Jan
16th

Three Things You Didn’t Know About Typing

Categories: Uncategorized |

Your fingers know more than your eyes. The goal of touch typing is to be able to quickly hit the right keys with your fingers, without using your eyes to find those keys first. What researchers have now found is that even if you’re a skilled touch typist, you probably won’t be able to quickly find those keys with your eyes at all. In other words, once you’ve trained your fingers to find the letters on the keyboard, your brain seems to move all knowledge of key locations into the area that controls unconscious muscle movements. In a collaborative study done in Japan and the United States, people were asked to first type words in a quick typing test; most people passed the test, typing between 60-80wpm with fairly high accuracy. Next, the study participants were given a blank diagram of a keyboard, and asked to fill in all of the letters and symbols on the keys in a standard QWERTY layout – and almost all of them failed. Think you can do better? Try it yourself!

The world’s fastest typists reach speeds of more than 200wpm. Barbara Blackburn (United States) has the official title of the fastest typist in the English language at 212wpm, although other online computer-keyboard typists have clocked slightly faster times in the last few years. Michael Shestov has the current record for number-only typing, but the jury is out on who has the fastest and most error-free typing totals for full-keyboard typing around the world. What’s your current typing speed – and what’s your goal for improvement this year?

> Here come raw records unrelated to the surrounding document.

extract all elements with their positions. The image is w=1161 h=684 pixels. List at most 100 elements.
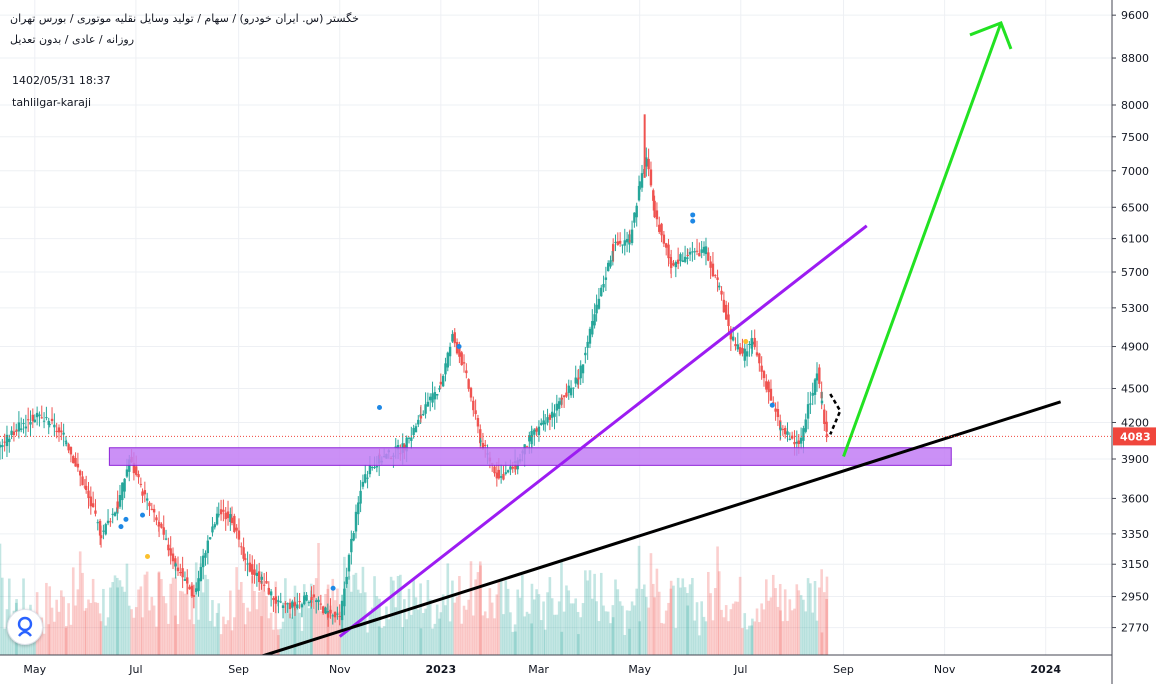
tradingview-logo-icon[interactable]: [7, 609, 43, 645]
candle: [441, 374, 445, 388]
last-price-badge: 4083: [1113, 427, 1156, 446]
candle: [321, 605, 325, 615]
candle: [192, 584, 196, 609]
volume-bar: [139, 586, 143, 655]
candle-body: [586, 341, 589, 348]
candle: [179, 563, 182, 576]
candle-body: [94, 510, 97, 514]
volume-bar: [609, 623, 612, 655]
candle-body: [530, 434, 534, 437]
candle: [535, 426, 538, 437]
candle: [305, 592, 308, 602]
candle-body: [10, 430, 13, 435]
y-tick-label: 2770: [1121, 622, 1149, 635]
candle-body: [755, 352, 759, 356]
candle: [116, 490, 119, 513]
candle: [653, 195, 656, 219]
candle: [87, 482, 90, 509]
candle-body: [769, 388, 773, 401]
candle: [248, 554, 252, 573]
candle: [255, 564, 259, 587]
volume-bar: [83, 610, 87, 655]
candle-body: [453, 332, 456, 344]
candle-body: [535, 428, 538, 432]
candle-body: [667, 244, 670, 259]
candle: [265, 571, 268, 584]
candle: [738, 342, 742, 356]
candle-body: [779, 427, 782, 431]
candle-body: [155, 517, 158, 521]
candle-body: [35, 412, 39, 418]
candle-body: [60, 430, 63, 433]
candle: [181, 556, 184, 589]
volume-bar: [614, 579, 617, 655]
volume-bar: [260, 616, 263, 655]
candle-body: [38, 414, 41, 417]
candle: [84, 475, 88, 494]
candle: [83, 479, 87, 490]
candle-body: [17, 422, 21, 432]
volume-bar: [806, 578, 810, 655]
volume-bar: [162, 596, 166, 655]
candle: [472, 396, 475, 417]
candle-body: [758, 353, 761, 364]
volume-bar: [799, 595, 803, 655]
volume-bar: [134, 607, 138, 655]
volume-bar: [688, 584, 692, 655]
candle-body: [183, 579, 187, 581]
volume-bar: [539, 620, 543, 655]
volume-bar: [595, 601, 598, 655]
candle-body: [321, 606, 325, 614]
candle-body: [815, 373, 819, 381]
volume-bar: [329, 605, 332, 655]
volume-bar: [40, 617, 44, 655]
candle-body: [645, 157, 648, 167]
volume-bar: [148, 610, 151, 655]
candle: [206, 535, 210, 565]
candle-body: [286, 603, 289, 605]
candle-body: [145, 498, 149, 501]
candle: [279, 592, 282, 604]
volume-bar: [451, 580, 454, 655]
volume-bar: [262, 591, 266, 655]
candle-body: [204, 552, 207, 558]
volume-bar: [825, 576, 829, 655]
x-tick-label: Mar: [528, 663, 549, 676]
volume-bar: [305, 598, 308, 655]
volume-bar: [155, 626, 158, 655]
candle-body: [269, 591, 273, 596]
volume-bar: [116, 577, 119, 655]
candle-body: [246, 563, 249, 565]
volume-bar: [438, 618, 441, 655]
candle-body: [324, 607, 327, 614]
volume-bar: [201, 592, 205, 655]
candle: [453, 328, 456, 348]
candle-body: [229, 514, 232, 522]
volume-bar: [660, 622, 663, 655]
candle-body: [226, 511, 230, 519]
volume-bar: [586, 580, 589, 655]
volume-bar: [741, 628, 744, 655]
volume-bar: [424, 608, 427, 655]
candle: [502, 465, 505, 481]
volume-bar: [255, 609, 259, 655]
candle-body: [593, 314, 596, 326]
signal-dot: [690, 212, 696, 218]
volume-bar: [745, 629, 749, 655]
candle-body: [272, 597, 275, 601]
candle: [338, 604, 341, 626]
candle: [662, 230, 666, 248]
volume-bar: [78, 551, 82, 655]
candle: [208, 537, 212, 540]
candle-body: [474, 410, 477, 415]
volume-bar: [276, 629, 280, 655]
candle: [38, 411, 41, 427]
volume-bar: [286, 603, 289, 655]
candle-body: [414, 426, 418, 433]
candle: [414, 423, 418, 433]
candle: [55, 422, 58, 439]
candle: [686, 249, 689, 257]
candle: [35, 406, 39, 426]
volume-bar: [513, 624, 517, 655]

There is an International Typewriter Day. To celebrate all things typewritten, get your old Underwood, Olivetti, or Brother out of the storage room, dust it off, and get ready to join typing and typewriter aficionados around the world on June 23rd. That’s the date that the first typewriter patent was granted in 1868. If you don’t have a typewriter, you can still join in with a free app called Noisy Typer that will make your laptop sound just like a 19th-century machine!